5月の「無法松の一生」は念願の嘉穂劇場(福岡 飯塚市)でも上演。

北九州芸術劇場公演
北九州芸術劇場公演
盛況の嘉穂劇場
盛況の嘉穂劇場

 

 【創立65周年】

平成22年、創立65周年にともない三本の記念公演を行う。

地域に出かけての「出前公演」や女優陣10人による名作朗読会、記念誌を発行。

 

出前公演の荒木喜三太
出前公演の荒木喜三太
「名作朗読会」佐藤鈴子
「名作朗読会」佐藤鈴子

【北九州市民文化功労賞】

平成25年11月、北九州市制五十周年記念。

北九州市民文化功労賞を江口之章、岡部八郎が受賞。

 

【創立70周年】

平成27年 三本の記念公演、記念手拭い作成。
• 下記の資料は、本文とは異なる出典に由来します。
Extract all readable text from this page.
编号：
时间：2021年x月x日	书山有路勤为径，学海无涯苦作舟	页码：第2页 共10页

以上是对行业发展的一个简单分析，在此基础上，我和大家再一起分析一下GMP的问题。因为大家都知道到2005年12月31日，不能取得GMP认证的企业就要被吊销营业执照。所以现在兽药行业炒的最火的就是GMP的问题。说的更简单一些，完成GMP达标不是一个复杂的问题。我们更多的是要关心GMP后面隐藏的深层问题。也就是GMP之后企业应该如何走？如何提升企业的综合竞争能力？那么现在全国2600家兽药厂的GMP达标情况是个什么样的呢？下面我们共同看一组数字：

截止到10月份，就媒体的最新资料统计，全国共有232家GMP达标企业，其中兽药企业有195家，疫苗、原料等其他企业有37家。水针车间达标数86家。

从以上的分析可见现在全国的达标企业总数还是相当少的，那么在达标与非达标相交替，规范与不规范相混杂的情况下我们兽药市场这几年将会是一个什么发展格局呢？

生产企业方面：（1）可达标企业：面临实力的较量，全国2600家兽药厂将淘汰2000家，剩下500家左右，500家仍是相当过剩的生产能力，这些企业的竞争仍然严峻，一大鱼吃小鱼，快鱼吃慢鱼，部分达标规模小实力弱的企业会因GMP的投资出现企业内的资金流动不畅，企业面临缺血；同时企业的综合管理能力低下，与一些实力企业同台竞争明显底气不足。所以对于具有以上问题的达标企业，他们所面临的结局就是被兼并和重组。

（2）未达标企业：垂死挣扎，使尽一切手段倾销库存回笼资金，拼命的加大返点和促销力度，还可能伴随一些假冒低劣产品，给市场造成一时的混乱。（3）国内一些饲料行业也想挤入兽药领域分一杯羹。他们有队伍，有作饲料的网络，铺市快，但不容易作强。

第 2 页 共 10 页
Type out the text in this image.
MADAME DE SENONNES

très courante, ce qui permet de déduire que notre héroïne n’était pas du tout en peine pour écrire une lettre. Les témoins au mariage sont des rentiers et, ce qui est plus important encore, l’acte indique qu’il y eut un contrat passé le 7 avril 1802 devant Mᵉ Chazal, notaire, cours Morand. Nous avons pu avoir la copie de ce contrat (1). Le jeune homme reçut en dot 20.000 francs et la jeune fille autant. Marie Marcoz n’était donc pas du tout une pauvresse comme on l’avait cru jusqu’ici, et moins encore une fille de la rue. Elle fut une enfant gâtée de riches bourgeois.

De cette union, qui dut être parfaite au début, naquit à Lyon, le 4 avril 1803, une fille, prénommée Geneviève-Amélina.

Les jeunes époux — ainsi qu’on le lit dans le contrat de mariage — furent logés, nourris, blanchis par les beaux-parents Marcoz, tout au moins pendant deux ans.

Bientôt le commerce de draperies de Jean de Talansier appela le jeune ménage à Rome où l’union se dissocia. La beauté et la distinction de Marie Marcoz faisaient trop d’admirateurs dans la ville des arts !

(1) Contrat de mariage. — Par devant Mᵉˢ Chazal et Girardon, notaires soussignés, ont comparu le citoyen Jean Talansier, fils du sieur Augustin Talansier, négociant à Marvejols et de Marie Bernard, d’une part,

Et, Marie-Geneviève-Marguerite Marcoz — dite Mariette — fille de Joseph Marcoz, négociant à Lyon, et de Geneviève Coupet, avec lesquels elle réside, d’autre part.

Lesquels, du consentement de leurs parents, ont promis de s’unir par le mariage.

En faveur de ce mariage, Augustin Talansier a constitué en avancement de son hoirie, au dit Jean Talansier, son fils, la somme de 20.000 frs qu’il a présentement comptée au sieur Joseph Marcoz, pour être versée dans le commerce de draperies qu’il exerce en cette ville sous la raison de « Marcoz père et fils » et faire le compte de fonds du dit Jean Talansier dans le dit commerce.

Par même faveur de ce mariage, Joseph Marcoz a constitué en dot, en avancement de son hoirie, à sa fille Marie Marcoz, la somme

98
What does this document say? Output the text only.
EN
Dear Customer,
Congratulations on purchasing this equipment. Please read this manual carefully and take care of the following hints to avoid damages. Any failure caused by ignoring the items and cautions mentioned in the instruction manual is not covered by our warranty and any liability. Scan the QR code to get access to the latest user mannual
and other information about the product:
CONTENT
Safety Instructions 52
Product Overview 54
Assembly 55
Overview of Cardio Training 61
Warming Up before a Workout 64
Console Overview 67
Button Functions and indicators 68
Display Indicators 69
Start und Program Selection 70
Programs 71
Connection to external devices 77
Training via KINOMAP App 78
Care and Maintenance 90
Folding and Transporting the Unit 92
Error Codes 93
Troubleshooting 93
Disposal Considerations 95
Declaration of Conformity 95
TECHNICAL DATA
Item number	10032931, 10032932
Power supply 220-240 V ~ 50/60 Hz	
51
子ども達の「北九州むかしばなし」朗読会。

 

【モクシチロードクカイ】

平成29年7月、毎木曜日午後7時。北九州文学サロンにて開催。

森浩美:作「家族シリーズ」より、4作品を4人で朗読。

 

【出前公演】

平成30年4月~7月、市内市民センターで開催。10月は藍島でも公演。

朗読「無法松の一生」、朗読劇「三途の男」葉月けめこ:作

 

【創立75周年】

令和2年、春・夏・秋と3本の公演を予定。

しかし新型コロナウイルス感染症の影響により、春(5月)、秋(11月)の公演が中止に。夏(8月)は「北九州ページェント~和太鼓と演劇のコラボ~」と題し、小倉城庭園横にて開催。神洲太鼓(小路美保代表)参加。